Tuesday, 8 July 2014

Who Would You Be? by Keren David

It’s unusual to be completely thrown by a question from the audience, but a teenager in the audience at my most recent event managed to do just that.
The event was the Hay Festival, my fellow panellists were Sally Nicholls and Anne Cassidy and the question was this: ‘If you could be any other writer, who would you be?’
‘Homer,’ said Sally, for his wonderful stories and use of language.  ‘J K Rowling,’ said Anne, ‘just think of the money.’
I mumbled something about Shakespeare, but it wasn’t really true, and over the last few weeks I’ve been wondering which writer I should have picked. Anne Tyler, whose novel ‘The Accidental Tourist’ is written so beautifully that I have line-envy on every page? Antonia Forest, because then I’d know more about the Marlows, possibly my favourite family in children’s fiction? Hilary McKay for creating the Casson family, who run the Marlows a close second? Lauren Child, because I’d love to have her visual imagination? Jodie Picoult or Joanna Trollope, because I feel I could do what they do, but then I wouldn’t have to do it and I’d have all their royalties.
No. The answer, I realised was simple. I write because I like to create my own stories. I don’t want to write other people’s books or plays, even if they are more lucrative than mine, win more awards, are better written. I don’t want to be another writer, is what I should have said. I just want to work on being an even better version of me.

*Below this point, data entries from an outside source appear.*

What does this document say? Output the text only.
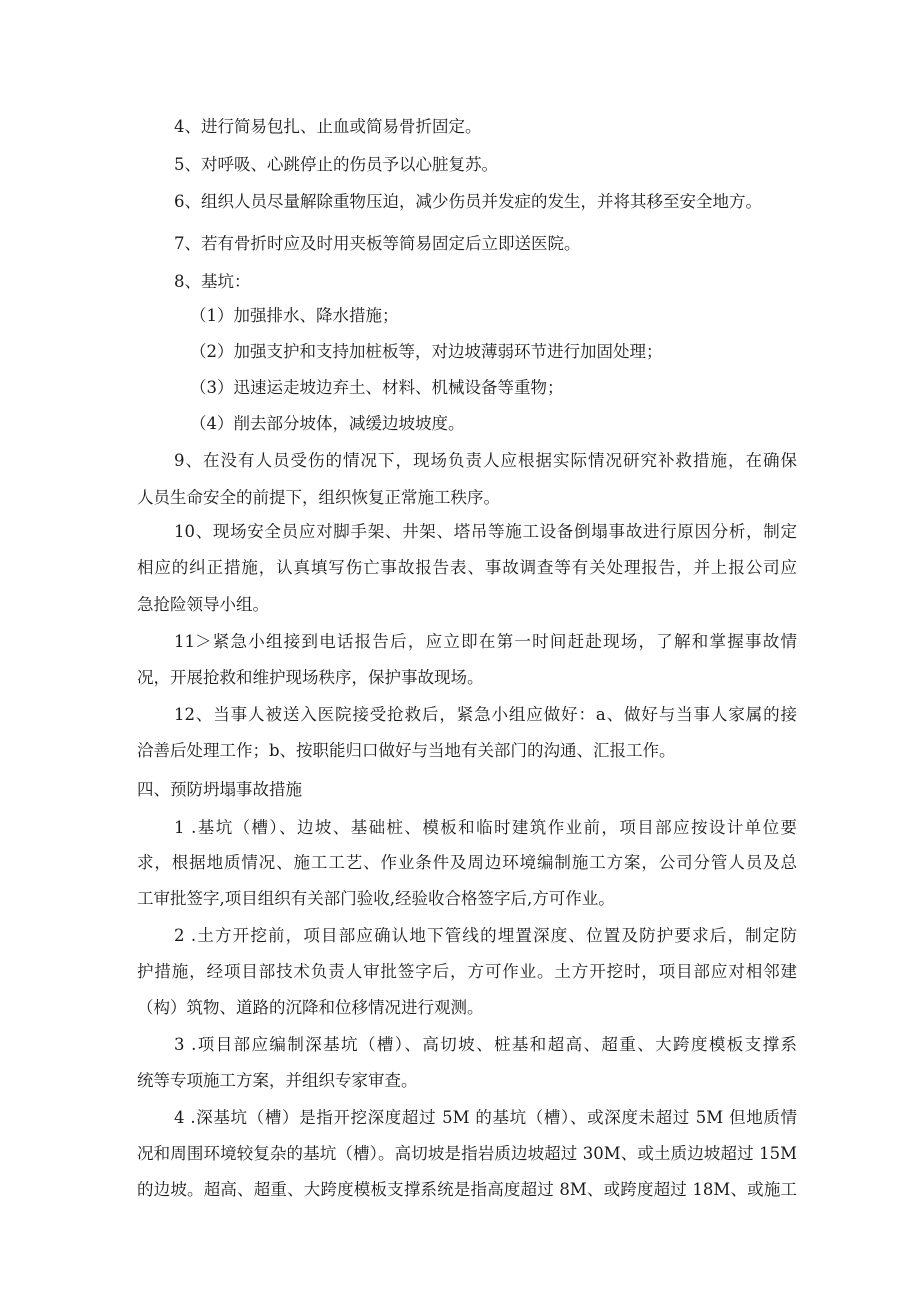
4、进行简易包扎、止血或简易骨折固定。
5、对呼吸、心跳停止的伤员予以心脏复苏。
6、组织人员尽量解除重物压迫，减少伤员并发症的发生，并将其移至安全地方。
7、若有骨折时应及时用夹板等简易固定后立即送医院。
8、基坑：
（1）加强排水、降水措施；
（2）加强支护和支持加桩板等，对边坡薄弱环节进行加固处理；
（3）迅速运走坡边弃土、材料、机械设备等重物；
（4）削去部分坡体，减缓边坡坡度。
9、在没有人员受伤的情况下，现场负责人应根据实际情况研究补救措施，在确保
人员生命安全的前提下，组织恢复正常施工秩序。
10、现场安全员应对脚手架、井架、塔吊等施工设备倒塌事故进行原因分析，制定
相应的纠正措施，认真填写伤亡事故报告表、事故调查等有关处理报告，并上报公司应
急抢险领导小组。
11＞紧急小组接到电话报告后，应立即在第一时间赶赴现场，了解和掌握事故情
况，开展抢救和维护现场秩序，保护事故现场。
12、当事人被送入医院接受抢救后，紧急小组应做好：a、做好与当事人家属的接
洽善后处理工作；b、按职能归口做好与当地有关部门的沟通、汇报工作。
四、预防坍塌事故措施
1 .基坑（槽）、边坡、基础桩、模板和临时建筑作业前，项目部应按设计单位要
求，根据地质情况、施工工艺、作业条件及周边环境编制施工方案，公司分管人员及总
工审批签字,项目组织有关部门验收,经验收合格签字后,方可作业。
2 .土方开挖前，项目部应确认地下管线的埋置深度、位置及防护要求后，制定防
护措施，经项目部技术负责人审批签字后，方可作业。土方开挖时，项目部应对相邻建
（构）筑物、道路的沉降和位移情况进行观测。
3 .项目部应编制深基坑（槽）、高切坡、桩基和超高、超重、大跨度模板支撑系
统等专项施工方案，并组织专家审查。
4 .深基坑（槽）是指开挖深度超过 5M 的基坑（槽）、或深度未超过 5M 但地质情
况和周围环境较复杂的基坑（槽）。高切坡是指岩质边坡超过 30M、或土质边坡超过 15M
的边坡。超高、超重、大跨度模板支撑系统是指高度超过 8M、或跨度超过 18M、或施工
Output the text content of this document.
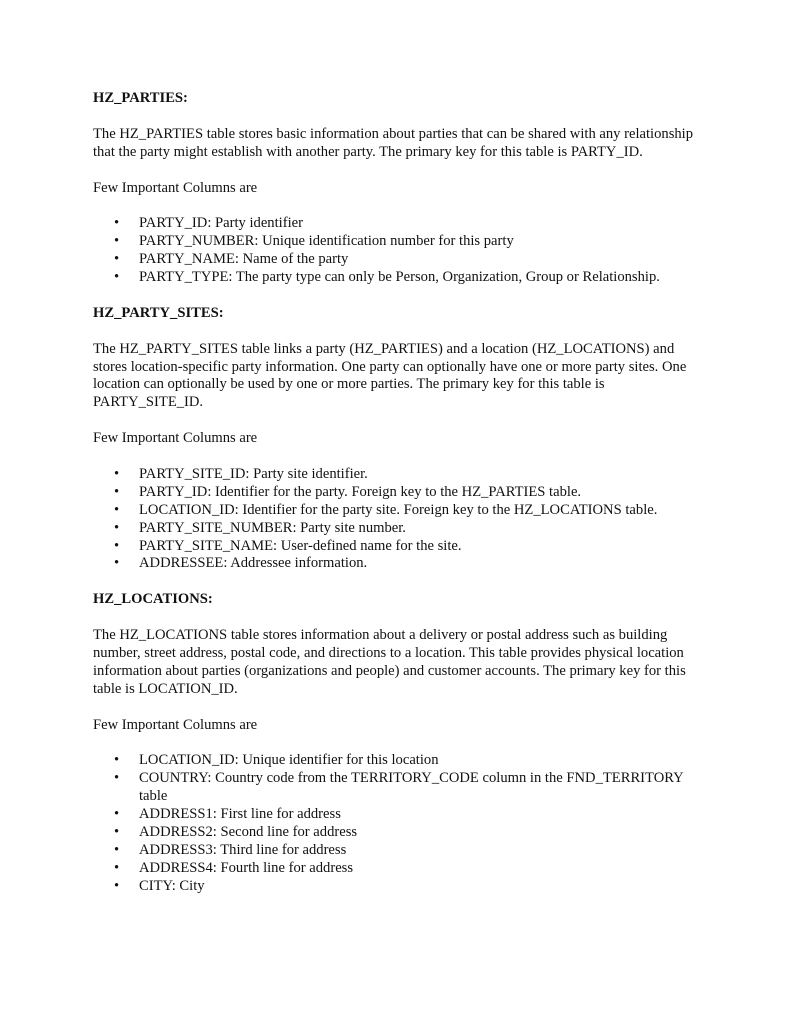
HZ_PARTIES:

The HZ_PARTIES table stores basic information about parties that can be shared with any relationship that the party might establish with another party. The primary key for this table is PARTY_ID.

Few Important Columns are

• PARTY_ID: Party identifier
• PARTY_NUMBER: Unique identification number for this party
• PARTY_NAME: Name of the party
• PARTY_TYPE: The party type can only be Person, Organization, Group or Relationship.

HZ_PARTY_SITES:

The HZ_PARTY_SITES table links a party (HZ_PARTIES) and a location (HZ_LOCATIONS) and stores location-specific party information. One party can optionally have one or more party sites. One location can optionally be used by one or more parties. The primary key for this table is PARTY_SITE_ID.

Few Important Columns are

• PARTY_SITE_ID: Party site identifier.
• PARTY_ID: Identifier for the party. Foreign key to the HZ_PARTIES table.
• LOCATION_ID: Identifier for the party site. Foreign key to the HZ_LOCATIONS table.
• PARTY_SITE_NUMBER: Party site number.
• PARTY_SITE_NAME: User-defined name for the site.
• ADDRESSEE: Addressee information.

HZ_LOCATIONS:

The HZ_LOCATIONS table stores information about a delivery or postal address such as building number, street address, postal code, and directions to a location. This table provides physical location information about parties (organizations and people) and customer accounts. The primary key for this table is LOCATION_ID.

Few Important Columns are

• LOCATION_ID: Unique identifier for this location
• COUNTRY: Country code from the TERRITORY_CODE column in the FND_TERRITORY table
• ADDRESS1: First line for address
• ADDRESS2: Second line for address
• ADDRESS3: Third line for address
• ADDRESS4: Fourth line for address
• CITY: City
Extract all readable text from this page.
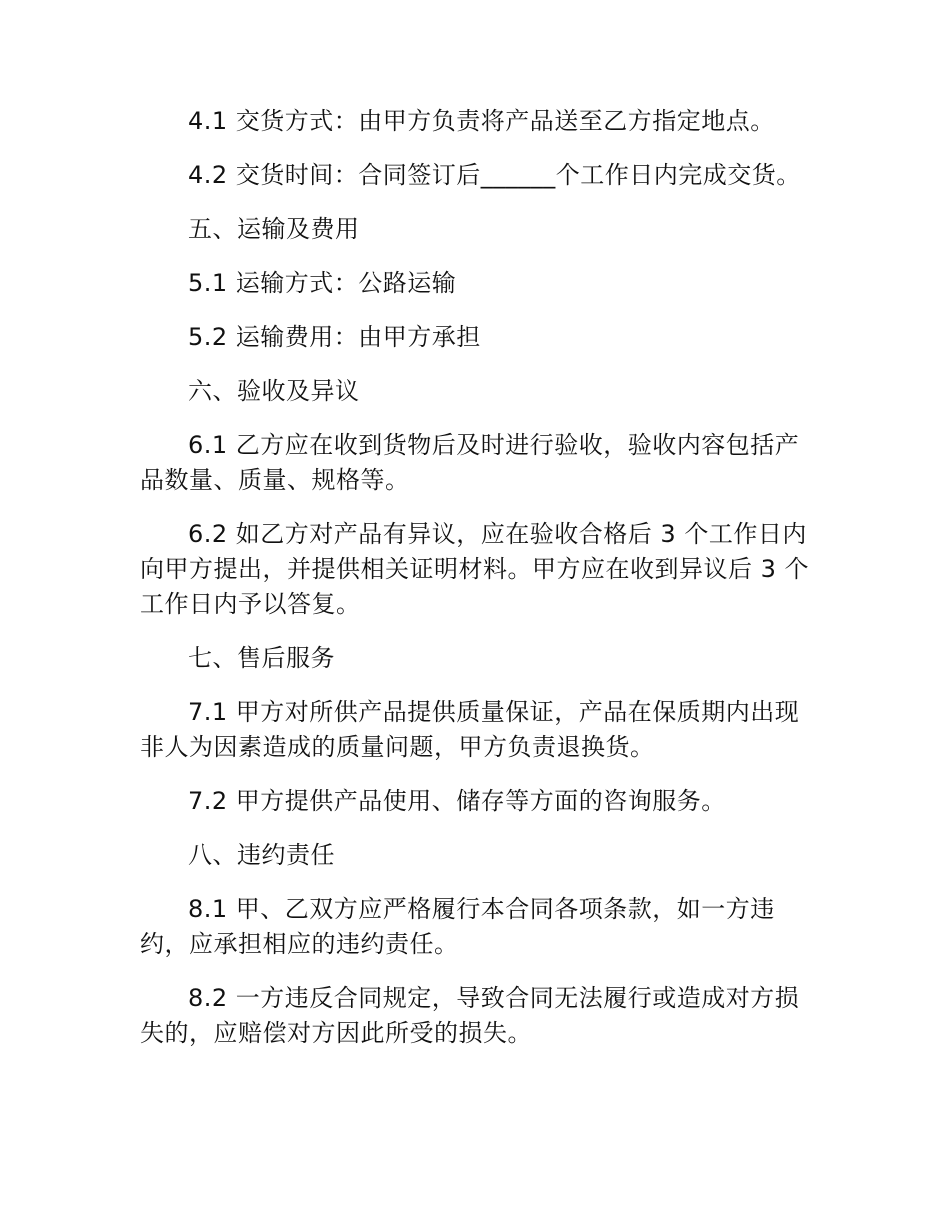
4.1 交货方式：由甲方负责将产品送至乙方指定地点。

4.2 交货时间：合同签订后______个工作日内完成交货。

五、运输及费用

5.1 运输方式：公路运输

5.2 运输费用：由甲方承担

六、验收及异议

6.1 乙方应在收到货物后及时进行验收，验收内容包括产品数量、质量、规格等。

6.2 如乙方对产品有异议，应在验收合格后 3 个工作日内向甲方提出，并提供相关证明材料。甲方应在收到异议后 3 个工作日内予以答复。

七、售后服务

7.1 甲方对所供产品提供质量保证，产品在保质期内出现非人为因素造成的质量问题，甲方负责退换货。

7.2 甲方提供产品使用、储存等方面的咨询服务。

八、违约责任

8.1 甲、乙双方应严格履行本合同各项条款，如一方违约，应承担相应的违约责任。

8.2 一方违反合同规定，导致合同无法履行或造成对方损失的，应赔偿对方因此所受的损失。
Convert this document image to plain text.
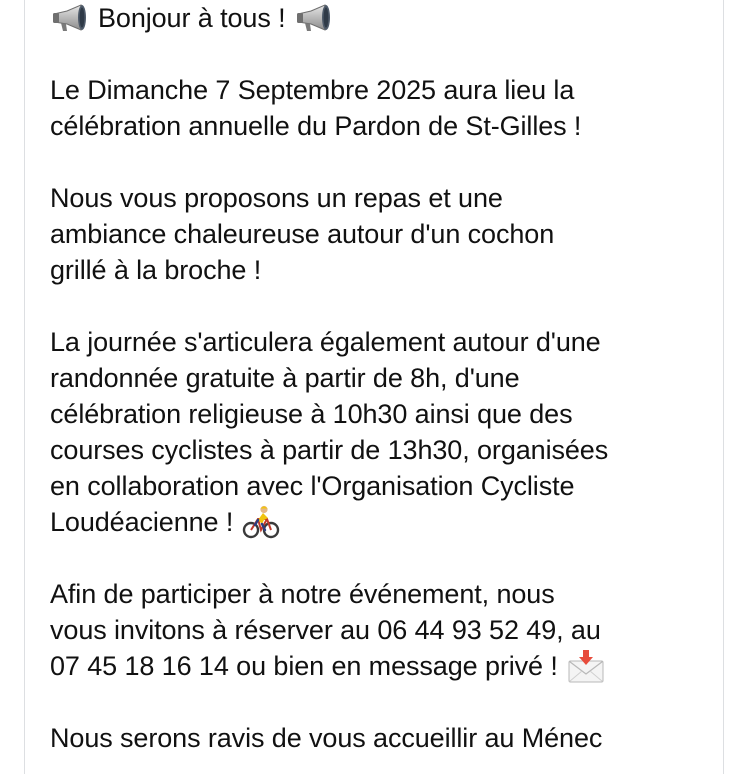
Bonjour à tous !
Le Dimanche 7 Septembre 2025 aura lieu la
célébration annuelle du Pardon de St-Gilles !
Nous vous proposons un repas et une
ambiance chaleureuse autour d'un cochon
grillé à la broche !
La journée s'articulera également autour d'une
randonnée gratuite à partir de 8h, d'une
célébration religieuse à 10h30 ainsi que des
courses cyclistes à partir de 13h30, organisées
en collaboration avec l'Organisation Cycliste
Loudéacienne !
Afin de participer à notre événement, nous
vous invitons à réserver au 06 44 93 52 49, au
07 45 18 16 14 ou bien en message privé !
Nous serons ravis de vous accueillir au Ménec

How about you? Is there an author you’d like to be? 


Sue Bursztynski said...

I think we all have times when we read something and say, "I wish I'd written that!" But no, as you say, I'd like to be me, only better.

Joan Lennon said...

P.G. Wodehouse! For his joyful heart and wicked way with words!

Nick Green said...

I'd have a slightly different answer: I'd want (for a little while) to be someone who isn't me, so I could read my own books and see if I'd like them. That's something a writer can never really know.

For the same reason, I wouldn't want to be any of my favourite writers, because then I wouldn't be able to read their books as a reader.

Emma Barnes said...

Ooh Keren - another Antonia Forest fan here! It always feels a bit of a secret club. She's definitely the writer I'd love to meet, if not be.

But writers don't lead the most exciting lives, really...there are plenty of books I love, but if I'm going to spend my time sitting at a laptop writing, I want to do it as me.

Susan Price said...

I frequently think, 'I wish I'd written that!'
And then I realised that the sentence actually continued. 'I wish I'd written that! - But if I'd written that, I wouldn't have written that.'
Because your own personality and experience is going to alter even something you admire tremendously.

Dianne Hofmeyr said...

Nick Green... a brilliant comment!
But I must add I wouldn't have minded writing the first page of The Poisonwood Bible by Barbara Kingsolver.

Sheena Wilkinson said...

I'm totally with Emma -- for the Antonia Forest admiration (I wrote a chapter of my PhD about her - about friendship in her novels) and also the wanting to be just ME.

Which doesn't mean I don't massively envy what some writers can do -- but that's one of the spurs to trying to improve what I DO write.